I plan on making another theatre pre-show ad.  That’s because my last ad was published for free, so I promised the theatre staff I’d make another one once I started working.  Yesterday, I made the video ad, and it’s the most spectacular yet.  Once I start working, I’ll put it on the local theater’s screens for a month and possibly at a Cineplex for a week.  I didn’t reference the Jewish community in the ad, and the voice-over quotes are the author’s, not mine, but the message applies to everyone given an unfair shake by mainstream media.  The ad calls on us all to see the beauty in all people.  We are all worthwhile and beautiful as we embark on our ultimate mission, which is to love and care for one another and never to be combative.

Today, I couldn’t resist but show my empathy and love for our Jewish community by posting on a university forum.  The forum, like many university forums, showed support for the pro-Palestine protests but didn’t acknowledge the fearful environment these protests created for our Jewish student community.  Our Jewish community is beautiful, inspirational, and magnificent.  We all are.  The mentor who brought the wisdom of unconditional love to me is Jewish.  And universities are not forums for pitting the entire student body against a cultural group.  Universities must, at minimum, be places for uniting people with love and support, ensuring everyone’s safety.  Learning takes place when people are safe and at peace, not when people walk through hallways in fear, encountering masses of students wearing full facial masks, signifying a vendetta against their culture.  I can’t even imagine how scary that would feel.

As a show of love for our Jewish student community, our disability community, or any other cultural group given an unfair shake by the media and university campus student unions, here is a song for us that my dear one exposed me to today:   https://m.youtube.com/watch?v=WsidcB-24JU.  I can’t imagine how scary seeing graffiti splattered all over a campus against one’s cultural group must feel.  As the song says, hold our heads up high, don’t be afraid, reach for the sky, because we are superstars! We love and protect one another at AU! We are all pure light and love!

And then tonight, I saw a near-death experience story about a female angel who showed unconditional love for everyone and everything, which is my philosophy.  However, she had a combative side that was not clearly explained.  I believe the quest for unconditional love should not be at all combative.  I would love to strive to be more like Jesus and Gandhi combined, as they are unconditional love, peace, and unity without any swords.

Long ago, a friend drew a woman with armor and swords and told me I needed to be that version of a spiritual human being.  She was upset because she said I had no defenses.  However, I insisted I didn’t want any swords but maybe wear armor.  Each of us is different, and we all have beautiful strengths—every one of us—no matter what circumstances we’ve undergone.  Everyone has emotional wounds.  Everything, including the rocks, grass, and birds, deserve nothing but empathy and love.  That’s because if we understood everyone’s life path, we’d feel nothing but love, as we are all truly beautiful.  We are all on a journey to learn and to unconditionally love.
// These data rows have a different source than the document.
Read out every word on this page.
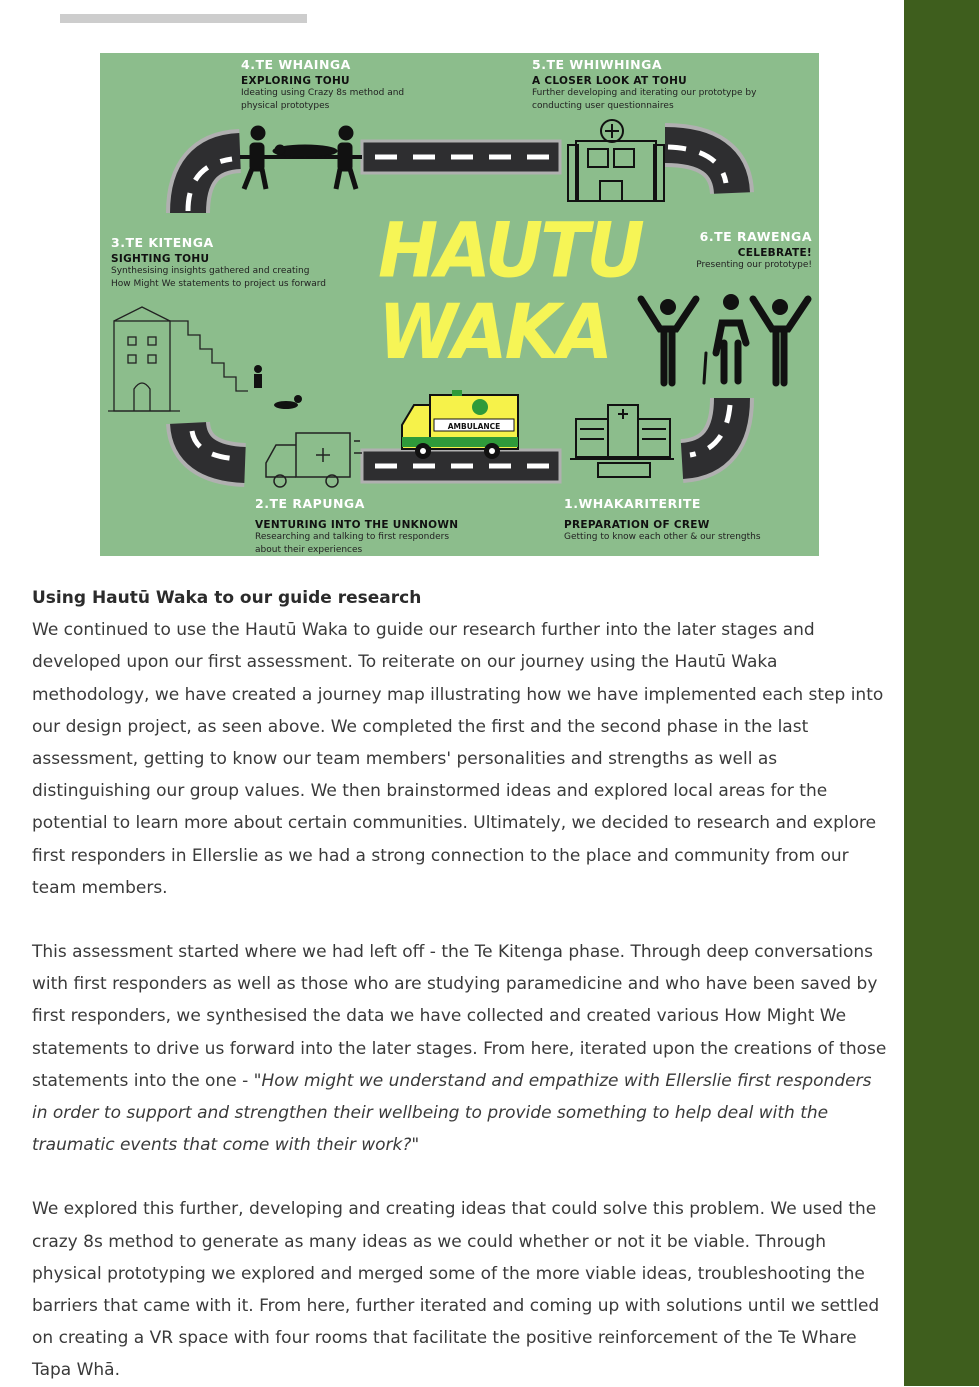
AMBULANCE
HAUTU
WAKA
4.TE WHAINGA
EXPLORING TOHU
Ideating using Crazy 8s method and
physical prototypes
5.TE WHIWHINGA
A CLOSER LOOK AT TOHU
Further developing and iterating our prototype by
conducting user questionnaires
3.TE KITENGA
SIGHTING TOHU
Synthesising insights gathered and creating
How Might We statements to project us forward
6.TE RAWENGA
CELEBRATE!
Presenting our prototype!
2.TE RAPUNGA
VENTURING INTO THE UNKNOWN
Researching and talking to first responders
about their experiences
1.WHAKARITERITE
PREPARATION OF CREW
Getting to know each other & our strengths

Using Hautū Waka to our guide research

We continued to use the Hautū Waka to guide our research further into the later stages and developed upon our first assessment. To reiterate on our journey using the Hautū Waka methodology, we have created a journey map illustrating how we have implemented each step into our design project, as seen above. We completed the first and the second phase in the last assessment, getting to know our team members' personalities and strengths as well as distinguishing our group values. We then brainstormed ideas and explored local areas for the potential to learn more about certain communities. Ultimately, we decided to research and explore first responders in Ellerslie as we had a strong connection to the place and community from our team members.

This assessment started where we had left off - the Te Kitenga phase. Through deep conversations with first responders as well as those who are studying paramedicine and who have been saved by first responders, we synthesised the data we have collected and created various How Might We statements to drive us forward into the later stages. From here, iterated upon the creations of those statements into the one - "How might we understand and empathize with Ellerslie first responders in order to support and strengthen their wellbeing to provide something to help deal with the traumatic events that come with their work?"

We explored this further, developing and creating ideas that could solve this problem. We used the crazy 8s method to generate as many ideas as we could whether or not it be viable. Through physical prototyping we explored and merged some of the more viable ideas, troubleshooting the barriers that came with it. From here, further iterated and coming up with solutions until we settled on creating a VR space with four rooms that facilitate the positive reinforcement of the Te Whare Tapa Whā.
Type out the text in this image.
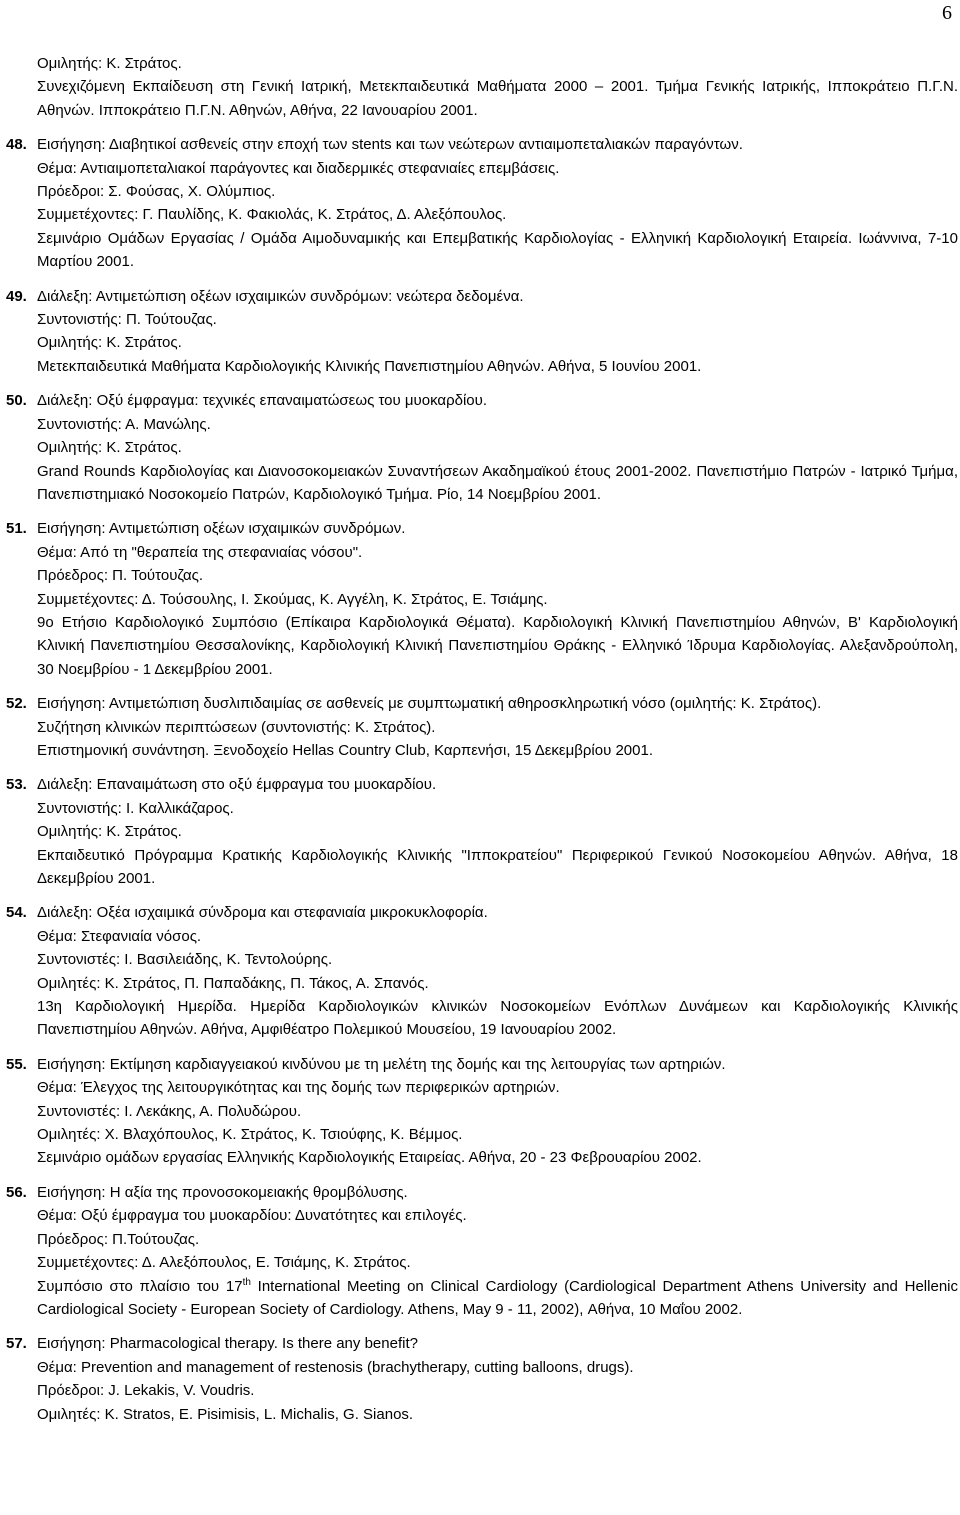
6
Ομιλητής: Κ. Στράτος.
Συνεχιζόμενη Εκπαίδευση στη Γενική Ιατρική, Μετεκπαιδευτικά Μαθήματα 2000 – 2001. Τμήμα Γενικής Ιατρικής, Ιπποκράτειο Π.Γ.Ν. Αθηνών. Ιπποκράτειο Π.Γ.Ν. Αθηνών, Αθήνα, 22 Ιανουαρίου 2001.
48. Εισήγηση: Διαβητικοί ασθενείς στην εποχή των stents και των νεώτερων αντιαιμοπεταλιακών παραγόντων.
Θέμα: Αντιαιμοπεταλιακοί παράγοντες και διαδερμικές στεφανιαίες επεμβάσεις.
Πρόεδροι: Σ. Φούσας, Χ. Ολύμπιος.
Συμμετέχοντες: Γ. Παυλίδης, Κ. Φακιολάς, Κ. Στράτος, Δ. Αλεξόπουλος.
Σεμινάριο Ομάδων Εργασίας / Ομάδα Αιμοδυναμικής και Επεμβατικής Καρδιολογίας - Ελληνική Καρδιολογική Εταιρεία. Ιωάννινα, 7-10 Μαρτίου 2001.
49. Διάλεξη: Αντιμετώπιση οξέων ισχαιμικών συνδρόμων: νεώτερα δεδομένα.
Συντονιστής: Π. Τούτουζας.
Ομιλητής: Κ. Στράτος.
Μετεκπαιδευτικά Μαθήματα Καρδιολογικής Κλινικής Πανεπιστημίου Αθηνών. Αθήνα, 5 Ιουνίου 2001.
50. Διάλεξη: Οξύ έμφραγμα: τεχνικές επαναιματώσεως του μυοκαρδίου.
Συντονιστής: Α. Μανώλης.
Ομιλητής: Κ. Στράτος.
Grand Rounds Καρδιολογίας και Διανοσοκομειακών Συναντήσεων Ακαδημαϊκού έτους 2001-2002. Πανεπιστήμιο Πατρών - Ιατρικό Τμήμα, Πανεπιστημιακό Νοσοκομείο Πατρών, Καρδιολογικό Τμήμα. Ρίο, 14 Νοεμβρίου 2001.
51. Εισήγηση: Αντιμετώπιση οξέων ισχαιμικών συνδρόμων.
Θέμα: Από τη "θεραπεία της στεφανιαίας νόσου".
Πρόεδρος: Π. Τούτουζας.
Συμμετέχοντες: Δ. Τούσουλης, Ι. Σκούμας, Κ. Αγγέλη, Κ. Στράτος, Ε. Τσιάμης.
9ο Ετήσιο Καρδιολογικό Συμπόσιο (Επίκαιρα Καρδιολογικά Θέματα). Καρδιολογική Κλινική Πανεπιστημίου Αθηνών, Β' Καρδιολογική Κλινική Πανεπιστημίου Θεσσαλονίκης, Καρδιολογική Κλινική Πανεπιστημίου Θράκης - Ελληνικό Ίδρυμα Καρδιολογίας. Αλεξανδρούπολη, 30 Νοεμβρίου - 1 Δεκεμβρίου 2001.
52. Εισήγηση: Αντιμετώπιση δυσλιπιδαιμίας σε ασθενείς με συμπτωματική αθηροσκληρωτική νόσο (ομιλητής: Κ. Στράτος).
Συζήτηση κλινικών περιπτώσεων (συντονιστής: Κ. Στράτος).
Επιστημονική συνάντηση. Ξενοδοχείο Hellas Country Club, Καρπενήσι, 15 Δεκεμβρίου 2001.
53. Διάλεξη: Επαναιμάτωση στο οξύ έμφραγμα του μυοκαρδίου.
Συντονιστής: Ι. Καλλικάζαρος.
Ομιλητής: Κ. Στράτος.
Εκπαιδευτικό Πρόγραμμα Κρατικής Καρδιολογικής Κλινικής "Ιπποκρατείου" Περιφερικού Γενικού Νοσοκομείου Αθηνών. Αθήνα, 18 Δεκεμβρίου 2001.
54. Διάλεξη: Οξέα ισχαιμικά σύνδρομα και στεφανιαία μικροκυκλοφορία.
Θέμα: Στεφανιαία νόσος.
Συντονιστές: Ι. Βασιλειάδης, Κ. Τεντολούρης.
Ομιλητές: Κ. Στράτος, Π. Παπαδάκης, Π. Τάκος, Α. Σπανός.
13η Καρδιολογική Ημερίδα. Ημερίδα Καρδιολογικών κλινικών Νοσοκομείων Ενόπλων Δυνάμεων και Καρδιολογικής Κλινικής Πανεπιστημίου Αθηνών. Αθήνα, Αμφιθέατρο Πολεμικού Μουσείου, 19 Ιανουαρίου 2002.
55. Εισήγηση: Εκτίμηση καρδιαγγειακού κινδύνου με τη μελέτη της δομής και της λειτουργίας των αρτηριών.
Θέμα: Έλεγχος της λειτουργικότητας και της δομής των περιφερικών αρτηριών.
Συντονιστές: Ι. Λεκάκης, Α. Πολυδώρου.
Ομιλητές: Χ. Βλαχόπουλος, Κ. Στράτος, Κ. Τσιούφης, Κ. Βέμμος.
Σεμινάριο ομάδων εργασίας Ελληνικής Καρδιολογικής Εταιρείας. Αθήνα, 20 - 23 Φεβρουαρίου 2002.
56. Εισήγηση: Η αξία της προνοσοκομειακής θρομβόλυσης.
Θέμα: Οξύ έμφραγμα του μυοκαρδίου: Δυνατότητες και επιλογές.
Πρόεδρος: Π.Τούτουζας.
Συμμετέχοντες: Δ. Αλεξόπουλος, Ε. Τσιάμης, Κ. Στράτος.
Συμπόσιο στο πλαίσιο του 17th International Meeting on Clinical Cardiology (Cardiological Department Athens University and Hellenic Cardiological Society - European Society of Cardiology. Athens, May 9 - 11, 2002), Αθήνα, 10 Μαΐου 2002.
57. Εισήγηση: Pharmacological therapy. Is there any benefit?
Θέμα: Prevention and management of restenosis (brachytherapy, cutting balloons, drugs).
Πρόεδροι: J. Lekakis, V. Voudris.
Ομιλητές: K. Stratos, E. Pisimisis, L. Michalis, G. Sianos.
And then I thought, “Jesus, I’ve got to believe you still have infinite growth opportunities although you are perfection.”  That’s because I believe our growth potential, everyone’s, is infinite.  And I thought about how my friend spoke to Jesus and then God in her near-death experience.  I said, “Jesus, if God himself is even more magnificent, then I’ve got to believe you have the opportunity to grow even more perfect.”  I believe nothing is impossible; everything imaginable is possible, so growth and learning must have no limits, too.  And then I heard and felt the most beautiful, splendid, soft, soothing laughter, which I “knew” was the voice of Jesus.  I was blown away.  It brought me immense comfort.  Therefore, as an idealist, I assessed that I must grow into someone like that angel who unconditionally loves everyone and everything.  But I need to do so without a combative side.  And I suspect that unconditional love for all might be everyone’s most authentic calling in the grand scheme of life.